The Chiobani Yogurt company, mentioned here yesterday as just one of many food companies targeted by trial lawyers “in search of their next big payday” is also in the sights of so-called environmentalists who are furiously trying to stop the introduction of more dairy cows in New York state which would enable Chiobani to expand its milk supply and thus, its production.

The story of Chobani is amazing: four years ago a Turkish immigrant took over a shuttered Kraft yogurt factory upstate, switched it to making “Greek” yogurt, fought to win customers among the supermarket chains and now employs hundreds of workers and buys tons of milk from local farmers in what was a dying dairy industry. That success has placed the company squarely in the trial lawyers sights and the eco-nuts.

Regulations block further growth. The Concentrated Animal Feeding Operation (CAFO) rules force any dairy farm that wants to expand above 200 cows to get a special permit; the process includes hiring a certified cow-poop planner to come up with a strategy to deal with waste runoff. (Nitrogen from the poop can wind up in water resources, where it can be harmful to fish and plants.)

The feds also regulate cow poop, so New York farmers have to comply with those rules, too. Dean Norton, president of the state Farm Bureau, says total CAFO compliance runs $50,000 to $150,000 per farm.

Crossing the 200-cow line isn’t cheap. Kerry Adams, who owns Black Brook Farms in Shortsville, said at the summit that exceeding the 200-head limit would cost her $2,400 per cow to fund more than $400,000 in structural upgrades.

“It’s very hard on a small farm to meet those regulations,” she said.

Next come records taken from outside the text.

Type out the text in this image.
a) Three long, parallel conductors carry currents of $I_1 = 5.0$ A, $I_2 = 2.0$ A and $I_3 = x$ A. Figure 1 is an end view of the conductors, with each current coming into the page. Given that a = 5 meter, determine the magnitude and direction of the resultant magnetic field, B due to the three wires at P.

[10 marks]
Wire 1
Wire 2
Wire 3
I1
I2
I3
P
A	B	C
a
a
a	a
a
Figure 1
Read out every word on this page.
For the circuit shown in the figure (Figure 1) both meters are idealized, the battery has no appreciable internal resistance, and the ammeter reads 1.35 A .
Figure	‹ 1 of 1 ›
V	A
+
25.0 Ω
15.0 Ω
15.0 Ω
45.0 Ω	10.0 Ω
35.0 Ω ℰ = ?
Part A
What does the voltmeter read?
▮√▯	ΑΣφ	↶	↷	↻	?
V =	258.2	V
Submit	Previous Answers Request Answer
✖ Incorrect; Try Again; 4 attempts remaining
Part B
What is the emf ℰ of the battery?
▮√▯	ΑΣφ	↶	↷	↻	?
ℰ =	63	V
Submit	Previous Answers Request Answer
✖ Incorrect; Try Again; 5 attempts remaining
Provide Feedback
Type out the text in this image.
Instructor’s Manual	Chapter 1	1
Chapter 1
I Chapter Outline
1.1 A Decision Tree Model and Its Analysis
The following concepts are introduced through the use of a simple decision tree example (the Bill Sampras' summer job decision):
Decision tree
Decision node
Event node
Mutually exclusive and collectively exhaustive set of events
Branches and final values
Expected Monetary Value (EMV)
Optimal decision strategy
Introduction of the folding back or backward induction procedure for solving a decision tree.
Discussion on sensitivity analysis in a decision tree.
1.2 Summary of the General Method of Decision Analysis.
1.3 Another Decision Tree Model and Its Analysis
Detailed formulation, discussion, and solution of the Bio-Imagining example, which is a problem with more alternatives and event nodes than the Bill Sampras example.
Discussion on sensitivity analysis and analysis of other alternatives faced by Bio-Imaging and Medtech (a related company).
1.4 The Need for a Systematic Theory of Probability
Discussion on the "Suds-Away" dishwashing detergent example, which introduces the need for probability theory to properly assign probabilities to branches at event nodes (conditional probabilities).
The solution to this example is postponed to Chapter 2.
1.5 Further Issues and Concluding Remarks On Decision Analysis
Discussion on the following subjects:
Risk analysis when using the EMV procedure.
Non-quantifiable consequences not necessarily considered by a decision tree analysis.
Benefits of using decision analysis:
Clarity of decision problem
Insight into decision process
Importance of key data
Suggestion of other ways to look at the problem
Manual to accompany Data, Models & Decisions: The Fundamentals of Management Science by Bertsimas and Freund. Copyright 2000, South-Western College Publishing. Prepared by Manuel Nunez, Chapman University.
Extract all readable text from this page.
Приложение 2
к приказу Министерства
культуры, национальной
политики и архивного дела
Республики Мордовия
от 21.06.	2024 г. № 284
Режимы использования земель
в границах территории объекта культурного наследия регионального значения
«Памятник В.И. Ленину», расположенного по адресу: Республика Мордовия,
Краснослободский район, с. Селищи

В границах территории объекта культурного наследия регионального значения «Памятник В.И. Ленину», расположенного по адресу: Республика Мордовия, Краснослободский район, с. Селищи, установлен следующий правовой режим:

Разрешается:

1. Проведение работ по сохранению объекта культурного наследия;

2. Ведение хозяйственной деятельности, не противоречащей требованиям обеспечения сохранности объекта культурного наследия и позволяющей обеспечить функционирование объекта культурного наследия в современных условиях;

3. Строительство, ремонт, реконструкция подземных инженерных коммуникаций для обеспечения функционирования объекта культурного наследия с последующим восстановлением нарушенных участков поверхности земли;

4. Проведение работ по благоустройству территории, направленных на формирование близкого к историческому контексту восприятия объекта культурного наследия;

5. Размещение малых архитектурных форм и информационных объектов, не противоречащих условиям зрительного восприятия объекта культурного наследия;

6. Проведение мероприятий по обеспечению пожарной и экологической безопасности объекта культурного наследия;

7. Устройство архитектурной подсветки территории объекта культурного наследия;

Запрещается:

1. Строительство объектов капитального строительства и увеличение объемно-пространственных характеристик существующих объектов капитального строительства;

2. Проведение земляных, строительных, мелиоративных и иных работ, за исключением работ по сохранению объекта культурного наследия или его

Cuomo’s solution is to raise the limit to 300 cows per farm — which is where the federal rules already kick in. “Changing those CAFO regs, I think, is going to send a different signal that we are serious about this and we get it, and we get the role of the state,” he said at the summit.

But environmentalists will fight. “We’re not going to help them pollute,” William Cooke of the Citizens Campaign for the Environment said of raising the 200-cow limit.

And five green groups, including the Sierra Club and Environment New York, issued a joint statement worrying that “New York state will weaken state environmental protections put in place to protect public health, safety and the environment.”

Other environmentalists have hyperventilated that raising the cap amounts to “throwing away” water standards.

But the Farm Bureau says only 800 farms, max, could take advantage of the relaxed regulations. That means, at most, 80,000 more cows—when New York already has 611,000.

Chobani isn’t waiting for New Yorkers to decide whether they want deserted farms or jobs and prospering dairy farms – it’s expanding in Idaho instead, which will suit the people haters just fine.